A beating at the hands of Shane Carwin in which Mir looked completely outmuscled, and a lackluster win over a past-his-prime Mirko Cro Cop that drew the ire of UFC president Dana White has Mir staring at a make-or-break moment in his career. Beat Roy Nelson and reassert yourself as a legitimate contender worthy of continuing to swim with the sharks or at least try. Lose and be exposed as a fighter unable to compete with the new heavyweights of the UFC. Should that be the case, Mir will be faced with reevaluating his career and perhaps dropping down a weight class.
It’s not so much that the MMA game has passed Mir by, but that the heavyweight division has. Upon losing to Lesnar at UFC 100, Mir showed up to face Cheick Kongo noticeably thicker, and tipped the scales at just under the 265 lb limit, by far the heaviest of his career. His quick demolition and submission of Kongo put the heavyweight division on notice, Mir had reinvented himself, and it seemed he now had the size to go along with the skill. The weight gain clearly wasn’t good enough, however, and the loss to Carwin exposed Mir as a fighter that doesn’t possess the necessary raw power, just as he was in the loss to Lesnar.
I highlight Mir's last two losses (Lesnar and Carwin, respectively), because they are shining examples of Mir’s shortcomings as a heavyweight. Mir has hinted at the thought of moving down a weight class before, and should he prove unable to get past Nelson, Mir should seriously contemplate shedding his added pounds and dropping to light heavyweight, where he may find he can bully around some if not most of the crop in that division.
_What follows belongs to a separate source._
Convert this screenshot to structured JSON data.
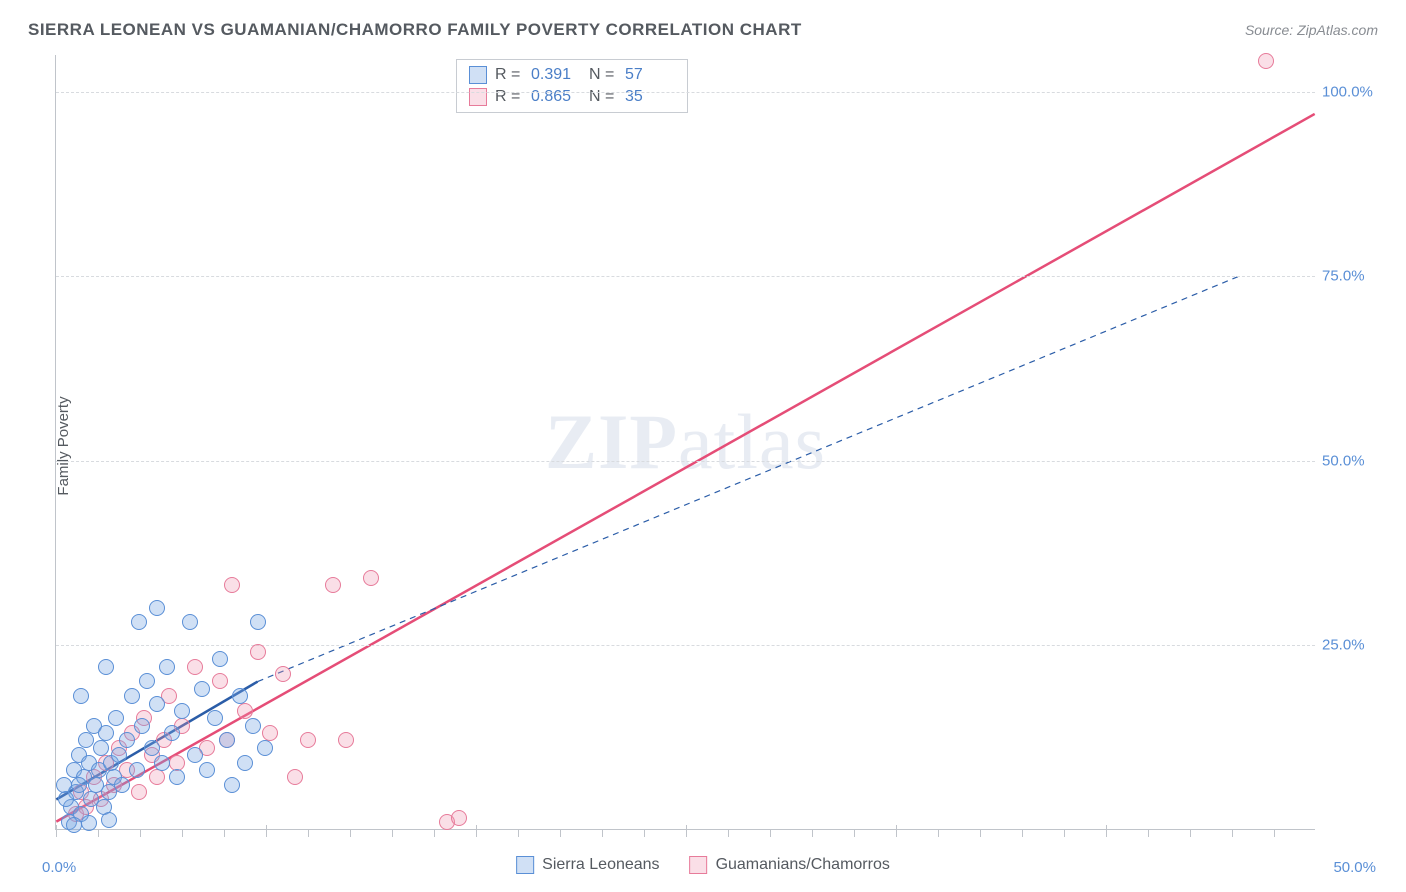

Roy Nelson has a different dilemma on his hands. He entered the UFC late in his career after holding the IFL heavyweight title and then losing back-to-back fights against Andrei Arlovski and Jeff Monson in other promotions. After winning The Ultimate Fighter Season 10, which he capped off with a devastating knock out of Brendan Schaub (who has come into his own), Nelson looked strong in sending another rising prospect, Stefan Struve, crumbling to the mat in at UFC Fight Night in March of 2010.
His loss to Junior Dos Santos at UFC 117 showed a few cracks in his armor. While he showed heart in carrying himself the distance, he was noticeably more beaten for it. He didn’t have an answer for Dos Santos’ speed and boxing, and seemed winded by the end of the third.
I never believed Nelson would win his season of The Ultimate Fighter (no, I did not pick Kimbo), and I’m impressed he’s come as far as he has. Though impossible to believe at first glance, there is an abundant amount of skill in that man’s body, and at this point, I would not be shocked to see his hand raised at the end of this next fight with Mir. Regardless, Nelson’s career takes a considerable hit if he loses.
He wants to make a serious run at the title and elevate his name among the division’s current elite, but at the age of 34, he can’t afford to be knocked down the ladder again in another “gateway” fight as he did in the loss to dos Santos. Nelson is clearly good enough to not simply belong in the UFC’s heavyweight division but thrive. The question remains whether he’ll end up a gatekeeper or bust through the gate.
Frank Mir and Roy Nelson face each other at critical times in their careers. For the winner, a future date with another title contender awaits. After that, depending on the outcome, a title shot isn’t out of the question. For the loser, a period of evaluation is at hand. At this point in either one's career, there is only so much drawing board space left.